Sat.1-Chef Bolten geht: Sender ohne Seele
Mit der Kündigung von Geschäftsführer Guido Bolten hat der Fernsehsender Sat.1 endgültig seine Seele verloren. Moment mal, welche Seele?
Es kann nicht gut um einen Sender stehen, wenn man kaum noch über sein Programm, sondern nur noch über die Zahlen spricht: 10,8 Prozent Durchschnittsmarktanteil hatte Sat.1 2009 - genauso viel wie im Jahr zuvor. Doch das schafft der Sender nur dank der Sportrechte an Champions und Europa League, die rund 75 Millionen Euro pro Jahr kosten - zu viel für einen TV-Konzern, der mit rund 3,4 Milliarden Euro in der Kreide steht. Auch große Namen nützen Sat.1 wenig: Johannes B. Kerner, mit großer Fanfare vom ZDF abgeworben, lag mit der letzten Sendung im alten Jahr mit gerade einmal 6,3 Prozent weiter im Quotentief. Am Ende steht nun eine 1 - gerade einmal ein Jahr hielt es der neue Sat.1-Geschäftsführer Guido Bolten aus.
In zwei Wochen ist er weg. Ein Konzept für den immer noch wichtigsten, weil umsatzstärksten Sender der ProSiebenSat.1 Media AG (Sat.1, ProSieben, Kabel1, N24, 9live) scheint nun niemand mehr zu haben. Andreas Bartl, Chef aller Free-TV-Kanäle der Gruppe, flüchtet sich in Floskeln: "Sat.1 braucht mehr starke Programmmarken, Sat.1 muss attraktiver werden, Sat.1 hat ein unheimliches Potenzial, das wir auf die Straße bringen werden", sagte er der Süddeutschen Zeitung. Man habe "viele Ideen, und einige sollen noch dieses Jahr realisiert werden".
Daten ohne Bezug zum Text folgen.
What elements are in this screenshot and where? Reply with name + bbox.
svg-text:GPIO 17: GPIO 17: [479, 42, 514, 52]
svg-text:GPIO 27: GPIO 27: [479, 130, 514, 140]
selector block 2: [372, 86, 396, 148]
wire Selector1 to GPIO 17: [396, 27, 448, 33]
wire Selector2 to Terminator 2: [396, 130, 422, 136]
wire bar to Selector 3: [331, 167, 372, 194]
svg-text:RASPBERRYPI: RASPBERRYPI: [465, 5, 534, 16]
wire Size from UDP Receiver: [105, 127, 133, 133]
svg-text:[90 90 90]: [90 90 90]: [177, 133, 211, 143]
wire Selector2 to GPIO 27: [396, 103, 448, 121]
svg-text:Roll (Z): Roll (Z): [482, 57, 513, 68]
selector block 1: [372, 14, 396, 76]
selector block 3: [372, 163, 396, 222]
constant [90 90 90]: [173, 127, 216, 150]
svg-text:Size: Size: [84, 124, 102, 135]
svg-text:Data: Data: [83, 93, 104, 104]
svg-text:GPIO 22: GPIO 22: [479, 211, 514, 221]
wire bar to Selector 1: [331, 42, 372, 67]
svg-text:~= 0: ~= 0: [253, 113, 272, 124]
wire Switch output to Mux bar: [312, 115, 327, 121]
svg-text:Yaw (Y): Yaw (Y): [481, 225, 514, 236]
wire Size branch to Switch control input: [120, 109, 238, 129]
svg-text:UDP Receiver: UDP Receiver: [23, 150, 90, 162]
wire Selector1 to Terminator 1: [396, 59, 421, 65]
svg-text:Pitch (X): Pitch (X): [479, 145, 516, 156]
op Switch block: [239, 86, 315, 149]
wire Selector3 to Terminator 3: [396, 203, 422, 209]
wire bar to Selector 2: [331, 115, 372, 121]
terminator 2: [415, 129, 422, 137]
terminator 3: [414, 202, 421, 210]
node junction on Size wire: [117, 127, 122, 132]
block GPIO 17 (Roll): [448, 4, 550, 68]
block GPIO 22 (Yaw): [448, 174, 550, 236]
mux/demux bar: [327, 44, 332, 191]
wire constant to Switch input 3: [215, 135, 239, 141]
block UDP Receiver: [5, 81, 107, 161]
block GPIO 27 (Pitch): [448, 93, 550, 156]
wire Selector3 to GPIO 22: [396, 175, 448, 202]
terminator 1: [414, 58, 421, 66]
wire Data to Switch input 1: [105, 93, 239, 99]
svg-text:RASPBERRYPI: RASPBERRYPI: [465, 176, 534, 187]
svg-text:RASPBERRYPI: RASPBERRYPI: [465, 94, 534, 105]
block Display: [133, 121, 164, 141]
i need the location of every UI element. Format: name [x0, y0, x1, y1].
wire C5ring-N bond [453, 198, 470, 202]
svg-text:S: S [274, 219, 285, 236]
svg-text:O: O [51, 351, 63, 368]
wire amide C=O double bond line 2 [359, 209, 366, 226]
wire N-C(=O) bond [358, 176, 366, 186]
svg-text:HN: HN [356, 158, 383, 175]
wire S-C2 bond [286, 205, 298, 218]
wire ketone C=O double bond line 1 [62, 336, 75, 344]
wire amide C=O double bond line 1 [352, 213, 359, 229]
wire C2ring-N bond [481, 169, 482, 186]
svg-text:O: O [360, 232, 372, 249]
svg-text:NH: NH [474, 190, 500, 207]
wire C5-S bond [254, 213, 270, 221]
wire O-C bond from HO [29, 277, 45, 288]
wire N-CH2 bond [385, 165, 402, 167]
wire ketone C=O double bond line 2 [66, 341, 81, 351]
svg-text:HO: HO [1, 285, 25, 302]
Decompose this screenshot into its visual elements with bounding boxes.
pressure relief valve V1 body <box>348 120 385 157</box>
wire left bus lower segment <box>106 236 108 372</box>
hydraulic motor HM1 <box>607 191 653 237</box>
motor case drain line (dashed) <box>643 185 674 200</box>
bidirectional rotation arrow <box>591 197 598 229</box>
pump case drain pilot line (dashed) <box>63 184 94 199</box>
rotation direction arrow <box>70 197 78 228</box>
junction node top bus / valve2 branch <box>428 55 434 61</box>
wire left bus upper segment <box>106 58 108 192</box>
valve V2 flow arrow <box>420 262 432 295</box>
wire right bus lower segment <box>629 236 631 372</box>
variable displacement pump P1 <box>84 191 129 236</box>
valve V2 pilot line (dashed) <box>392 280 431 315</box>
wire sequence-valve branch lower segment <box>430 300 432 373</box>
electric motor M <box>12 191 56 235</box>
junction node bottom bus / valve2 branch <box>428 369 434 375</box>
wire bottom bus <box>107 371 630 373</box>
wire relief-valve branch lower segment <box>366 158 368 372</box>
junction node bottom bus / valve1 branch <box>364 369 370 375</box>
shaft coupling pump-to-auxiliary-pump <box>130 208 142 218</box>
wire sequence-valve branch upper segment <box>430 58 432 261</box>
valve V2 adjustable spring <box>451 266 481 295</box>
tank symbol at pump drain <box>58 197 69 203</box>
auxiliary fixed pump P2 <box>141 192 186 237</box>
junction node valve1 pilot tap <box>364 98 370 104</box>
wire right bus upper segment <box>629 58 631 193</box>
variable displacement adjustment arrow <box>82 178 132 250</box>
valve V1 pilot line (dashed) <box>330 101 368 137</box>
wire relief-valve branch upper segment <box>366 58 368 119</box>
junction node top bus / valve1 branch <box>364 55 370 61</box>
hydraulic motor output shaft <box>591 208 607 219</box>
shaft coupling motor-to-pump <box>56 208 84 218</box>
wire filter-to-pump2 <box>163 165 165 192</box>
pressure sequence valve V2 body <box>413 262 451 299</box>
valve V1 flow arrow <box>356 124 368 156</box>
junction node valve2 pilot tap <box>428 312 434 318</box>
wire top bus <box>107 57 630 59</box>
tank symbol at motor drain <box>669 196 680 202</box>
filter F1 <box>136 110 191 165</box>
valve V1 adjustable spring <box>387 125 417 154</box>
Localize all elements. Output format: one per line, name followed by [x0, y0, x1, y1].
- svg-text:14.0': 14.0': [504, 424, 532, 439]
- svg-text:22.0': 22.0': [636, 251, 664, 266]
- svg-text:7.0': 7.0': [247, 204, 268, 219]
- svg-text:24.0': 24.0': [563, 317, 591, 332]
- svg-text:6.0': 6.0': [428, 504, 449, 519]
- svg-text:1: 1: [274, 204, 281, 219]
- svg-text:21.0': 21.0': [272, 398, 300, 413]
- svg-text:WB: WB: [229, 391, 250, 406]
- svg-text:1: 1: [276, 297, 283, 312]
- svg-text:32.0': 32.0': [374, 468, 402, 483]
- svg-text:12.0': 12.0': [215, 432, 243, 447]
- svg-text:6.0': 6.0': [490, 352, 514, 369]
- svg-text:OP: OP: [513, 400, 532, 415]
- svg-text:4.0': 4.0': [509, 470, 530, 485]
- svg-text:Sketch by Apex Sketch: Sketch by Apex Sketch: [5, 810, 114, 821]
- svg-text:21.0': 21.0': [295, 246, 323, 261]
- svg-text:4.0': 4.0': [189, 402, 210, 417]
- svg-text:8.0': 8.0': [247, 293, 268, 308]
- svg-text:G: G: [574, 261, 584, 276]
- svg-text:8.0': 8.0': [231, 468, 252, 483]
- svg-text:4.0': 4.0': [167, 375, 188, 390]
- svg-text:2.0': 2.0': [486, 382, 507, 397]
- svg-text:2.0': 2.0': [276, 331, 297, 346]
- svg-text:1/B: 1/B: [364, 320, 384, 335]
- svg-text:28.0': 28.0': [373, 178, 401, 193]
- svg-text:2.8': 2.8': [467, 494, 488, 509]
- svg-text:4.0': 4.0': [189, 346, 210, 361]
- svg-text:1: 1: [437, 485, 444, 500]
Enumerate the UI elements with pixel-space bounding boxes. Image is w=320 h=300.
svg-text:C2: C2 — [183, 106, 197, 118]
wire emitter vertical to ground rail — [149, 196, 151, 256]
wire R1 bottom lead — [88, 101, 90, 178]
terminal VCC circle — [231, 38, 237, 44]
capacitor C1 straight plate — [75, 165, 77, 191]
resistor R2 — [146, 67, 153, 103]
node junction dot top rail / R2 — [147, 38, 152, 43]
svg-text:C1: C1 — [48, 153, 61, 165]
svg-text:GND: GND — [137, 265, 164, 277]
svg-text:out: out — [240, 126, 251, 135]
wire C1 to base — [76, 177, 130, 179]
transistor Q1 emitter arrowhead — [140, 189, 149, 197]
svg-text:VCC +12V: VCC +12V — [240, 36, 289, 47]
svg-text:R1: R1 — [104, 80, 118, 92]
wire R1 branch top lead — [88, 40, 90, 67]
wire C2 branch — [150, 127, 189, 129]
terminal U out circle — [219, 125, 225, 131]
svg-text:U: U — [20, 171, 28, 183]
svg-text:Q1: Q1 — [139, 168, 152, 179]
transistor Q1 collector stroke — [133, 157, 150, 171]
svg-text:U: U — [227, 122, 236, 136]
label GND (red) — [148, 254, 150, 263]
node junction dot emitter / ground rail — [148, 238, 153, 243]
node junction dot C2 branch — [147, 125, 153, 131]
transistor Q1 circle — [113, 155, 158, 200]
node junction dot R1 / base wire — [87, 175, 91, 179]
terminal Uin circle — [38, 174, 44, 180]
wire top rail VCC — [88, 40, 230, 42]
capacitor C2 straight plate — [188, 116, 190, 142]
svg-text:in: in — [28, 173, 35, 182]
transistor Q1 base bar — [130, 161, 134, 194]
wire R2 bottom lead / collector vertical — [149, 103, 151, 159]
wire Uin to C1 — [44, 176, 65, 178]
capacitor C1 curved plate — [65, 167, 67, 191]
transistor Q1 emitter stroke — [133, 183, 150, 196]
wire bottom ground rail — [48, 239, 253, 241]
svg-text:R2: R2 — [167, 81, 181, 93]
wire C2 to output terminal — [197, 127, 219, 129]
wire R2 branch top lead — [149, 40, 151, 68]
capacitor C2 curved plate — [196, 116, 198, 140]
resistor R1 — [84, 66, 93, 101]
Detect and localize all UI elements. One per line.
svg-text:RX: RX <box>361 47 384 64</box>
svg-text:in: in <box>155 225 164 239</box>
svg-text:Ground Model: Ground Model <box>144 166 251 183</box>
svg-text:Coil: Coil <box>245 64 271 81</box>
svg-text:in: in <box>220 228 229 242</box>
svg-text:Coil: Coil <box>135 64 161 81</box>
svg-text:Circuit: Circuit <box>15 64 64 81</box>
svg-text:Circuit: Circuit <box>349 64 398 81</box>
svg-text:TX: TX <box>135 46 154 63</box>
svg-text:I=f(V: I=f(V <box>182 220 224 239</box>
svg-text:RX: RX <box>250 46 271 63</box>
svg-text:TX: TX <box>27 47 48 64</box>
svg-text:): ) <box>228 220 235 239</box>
Nur zur Erinnerung: Sat.1 war einmal der Sender, der den Polit-Talk salonfähig machte ("Talk im Turm"), den Boom der TV-Comedy mit anschob (Engelke und Pastewka) und dem deutschen Fernsehen Fluch und Segen des TV-Events bescherte ("Der Tunnel"). Heute ist Sat.1 nur noch eine mäßig attraktive Markenhülle. Als der Sender 2009 gegen den Willen der meisten MitarbeiterInnen gezwungen wurde, zu großen Teilen vom bisherigen Standort in Berlin zur Konzernzentrale nach München umzuziehen, sprachen viele davon, dass Sat.1 so endgültig seine Seele verlieren würde. Sie hatten recht.